Cette stabilité serait inhérente à la méthode de détermination des TRV, méthode dite « par empilement » des coûts qui permettrait de maîtriser chacune des composantes du prix.
 
Aux termes de l’article L. 337-6 du code de l’énergie, les TRV d’électricité sont établis par addition du prix d’accès régulé à l’électricité nucléaire historique (ARENH, 27 % du TRV), du coût du complément d’approvisionnement au prix de marché, de la garantie de capacité, des coûts d’acheminement de l’électricité et des coûts de commercialisation ainsi que d’une rémunération normale de l’activité de fourniture.

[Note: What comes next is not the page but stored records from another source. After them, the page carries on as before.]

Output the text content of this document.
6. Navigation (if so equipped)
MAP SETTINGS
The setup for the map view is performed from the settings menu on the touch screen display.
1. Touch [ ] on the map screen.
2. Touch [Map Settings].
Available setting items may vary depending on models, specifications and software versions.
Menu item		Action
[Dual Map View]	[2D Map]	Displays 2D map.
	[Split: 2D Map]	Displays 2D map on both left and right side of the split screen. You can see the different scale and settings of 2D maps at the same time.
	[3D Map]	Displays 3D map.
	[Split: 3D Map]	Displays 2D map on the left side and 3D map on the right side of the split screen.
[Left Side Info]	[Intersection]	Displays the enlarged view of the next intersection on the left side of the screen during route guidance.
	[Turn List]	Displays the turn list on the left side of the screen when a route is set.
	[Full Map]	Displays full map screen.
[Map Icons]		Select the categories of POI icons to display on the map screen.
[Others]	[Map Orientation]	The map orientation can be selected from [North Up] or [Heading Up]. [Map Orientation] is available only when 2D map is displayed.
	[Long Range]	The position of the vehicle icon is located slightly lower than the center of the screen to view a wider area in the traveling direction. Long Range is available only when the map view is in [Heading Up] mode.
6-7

La Haute juridiction enfonce le clou en ajoutant que si « les offres de marché garantissant une formule de prix sur deux ou trois ans se sont développées au cours des deux dernières années, elles proposent souvent un prix indexé sur les tarifs réglementés, lesquels demeurent ainsi un prix de référence et garantissent une visibilité de long terme qu'une intervention ponctuelle ne peut offrir ». C’est là où réside l’une des pierres d’achoppement soulevées par le rapporteur public Bokdam-Tognetti, dans ses conclusions, qui estime au contraire que « les prix de détails ne souffrent pas d’une instabilité excessive qui nuirait aux consommateurs » dans la mesure où le mécanisme de l’ARENH joue un rôle stabilisateur et où l’article L. 410-2 du code de commerce prévoit la possibilité d’une intervention exceptionnelle sur les prix.

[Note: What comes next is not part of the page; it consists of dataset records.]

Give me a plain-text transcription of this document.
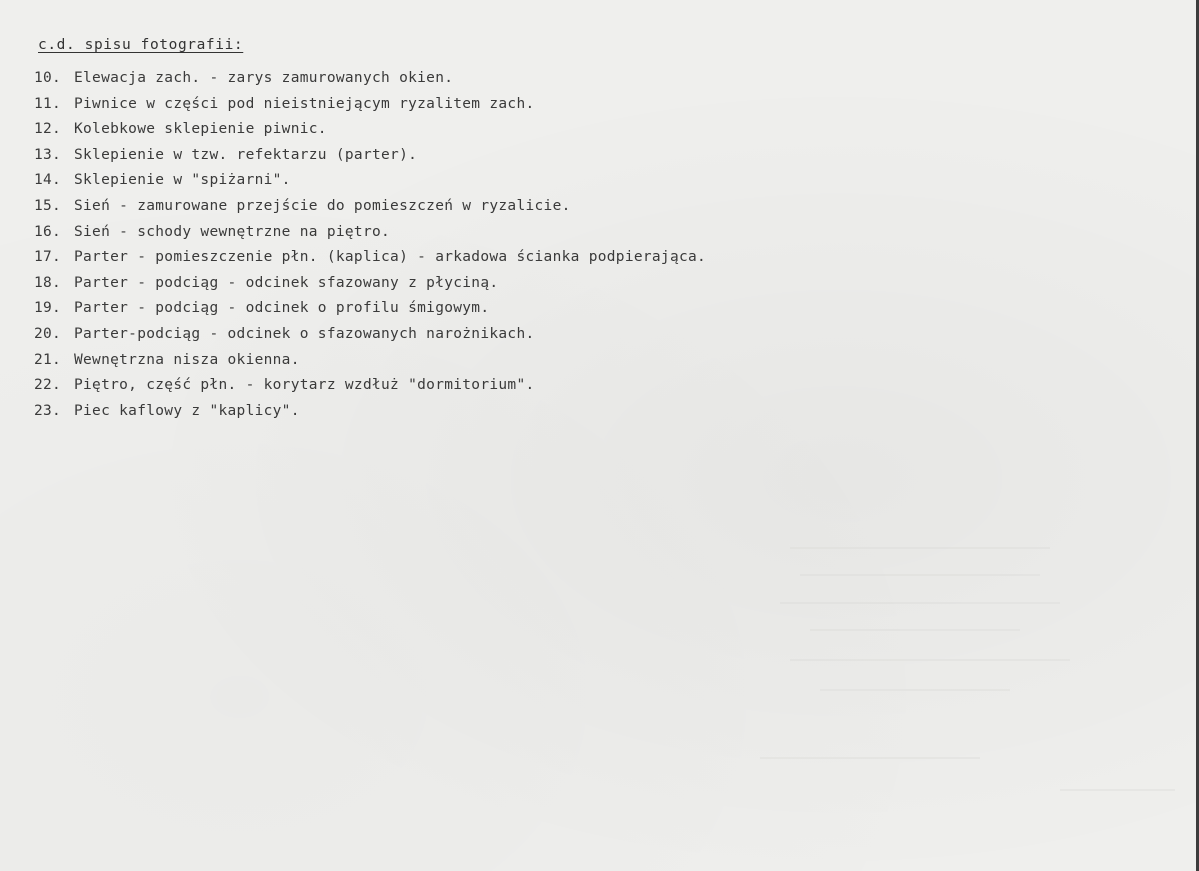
c.d. spisu fotografii:
10. Elewacja zach. - zarys zamurowanych okien.
11. Piwnice w części pod nieistniejącym ryzalitem zach.
12. Kolebkowe sklepienie piwnic.
13. Sklepienie w tzw. refektarzu (parter).
14. Sklepienie w "spiżarni".
15. Sień - zamurowane przejście do pomieszczeń w ryzalicie.
16. Sień - schody wewnętrzne na piętro.
17. Parter - pomieszczenie płn. (kaplica) - arkadowa ścianka podpierająca.
18. Parter - podciąg - odcinek sfazowany z płyciną.
19. Parter - podciąg - odcinek o profilu śmigowym.
20. Parter-podciąg - odcinek o sfazowanych narożnikach.
21. Wewnętrzna nisza okienna.
22. Piętro, część płn. - korytarz wzdłuż "dormitorium".
23. Piec kaflowy z "kaplicy".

La nécessité d’un réexamen périodique du dispositif

Les juges du Palais-Royal poursuivent l’analyse en affirmant que la réglementation tarifaire litigieuse apparaît disproportionnée en ce qu’elle ne prévoit pas un réexamen périodique de la nécessité de l’intervention étatique sur les prix de vente au détail et en ce qu’elle est applicable à tous les « consommateurs finals », particuliers et entreprises, pour leurs sites souscrivant une puissance inférieure ou égale à 36 kilovoltampères. L’annulation prononcée par le Conseil d’État ne portera finalement que sur ce dernier point, le caractère permanent du dispositif n’affectant pas, précise-t-il, la légalité de la décision attaquée qui n’est prise que pour une période d’un an maximum.